MATEUS VARGAS
FOLHAPRESS
A Anvisa (Agência Nacional de Vigilância Sanitária) aprovou uma nova resolução que amplia as maneiras de usar medicamentos feitos com Cannabis. Agora, é possível vender remédios com canabidiol em farmácias de manipulação.
Antes, só era permitido registrar remédios para uso oral e inalatório. Com a nova regra, medicamentos para uso pela boca, sob a língua e na pele podem ser comercializados.
A agência também liberou a importação da planta ou de seus extratos para fabricar esses medicamentos.
A Anvisa deve também decidir sobre a permissão para cultivar Cannabis no Brasil para fabricar remédios e realizar pesquisas. Está em avaliação um plantio controlado em pequena escala, principalmente para associações de pacientes.
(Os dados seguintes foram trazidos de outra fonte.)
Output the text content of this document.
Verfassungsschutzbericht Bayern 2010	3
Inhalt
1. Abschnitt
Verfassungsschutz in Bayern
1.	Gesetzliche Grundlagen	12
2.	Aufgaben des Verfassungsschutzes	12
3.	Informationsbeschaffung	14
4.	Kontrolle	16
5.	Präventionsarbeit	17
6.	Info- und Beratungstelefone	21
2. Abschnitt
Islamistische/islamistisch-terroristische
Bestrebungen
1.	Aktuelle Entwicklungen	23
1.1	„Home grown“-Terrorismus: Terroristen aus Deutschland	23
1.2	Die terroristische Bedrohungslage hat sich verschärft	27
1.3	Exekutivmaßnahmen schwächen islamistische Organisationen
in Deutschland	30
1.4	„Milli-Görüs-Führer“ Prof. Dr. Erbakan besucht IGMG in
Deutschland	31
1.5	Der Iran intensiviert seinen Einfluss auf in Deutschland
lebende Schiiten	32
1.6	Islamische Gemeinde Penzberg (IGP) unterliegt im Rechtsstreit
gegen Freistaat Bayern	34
Outra mudança importante é que a nova resolução permite o uso de produtos com uma concentração maior de THC (substância ativa da Cannabis) para tratar pacientes com doenças graves e debilitantes, ampliando além dos casos terminais e irreversíveis que eram contemplados antes.
Isso pode ajudar, por exemplo, pessoas que sofrem de dores crônicas nos nervos, de acordo com análises da Anvisa.
Atualmente, há 33 produtos com canabidiol e 16 extratos de Cannabis registrados para venda no Brasil. Alguns tratamentos ainda dependem da importação excepcional, quando o médico indica e o paciente compra remédios do exterior não avaliados pela Anvisa.
A Justiça também autoriza casos pontuais em que pessoas ou grupos plantam maconha para uso medicinal.
Em dezembro de 2025, o ex-diretor da Anvisa, Rômison Mota, propôs ampliar as formas de uso dos medicamentos, mas não permitia a venda em farmácias de manipulação e restringia a importação excepcional ao caso de falta de terapia disponível no Brasil.
Essa limitação gerou criticas de grupos de pacientes, embora tenha sido apoiada por parte da indústria que prioriza a venda dos produtos registrados.
O diretor Thiago Campos pediu para analisar melhor essa proposta e acabou suspendendo a votação. Agora, ele apresentou voto para liberar a venda em farmácias de manipulação, retirando a limitação na importação excepcional, que ainda será discutida depois.
A Anvisa também deve avaliar três novas regras que autorizam o plantio da Cannabis no Brasil para fins medicinais e científicos. Essas regras exigem que a planta tenha até 0,3% de THC e que o cultivo seja feito em local controlado, com monitoramento e medidas para evitar desvios.
Para pesquisas, não há limite para o THC, mas o plantio deve contar com câmeras e controle rigoroso de acesso.
Essas medidas atendem uma determinação do STJ (Superior Tribunal de Justiça), que exige regulamento sobre o plantio para uso medicamentoso e farmacêutico até o final de março. Desde novembro de 2025, a Anvisa já autorizou a Embrapa a fazer pesquisas com a planta.
Desde 2015, a agência permite a importação excepcional de produtos à base de Cannabis e, em 2019, criou regras que possibilitam registrar terapias para venda em farmácias, agora atualizadas com a nova votação.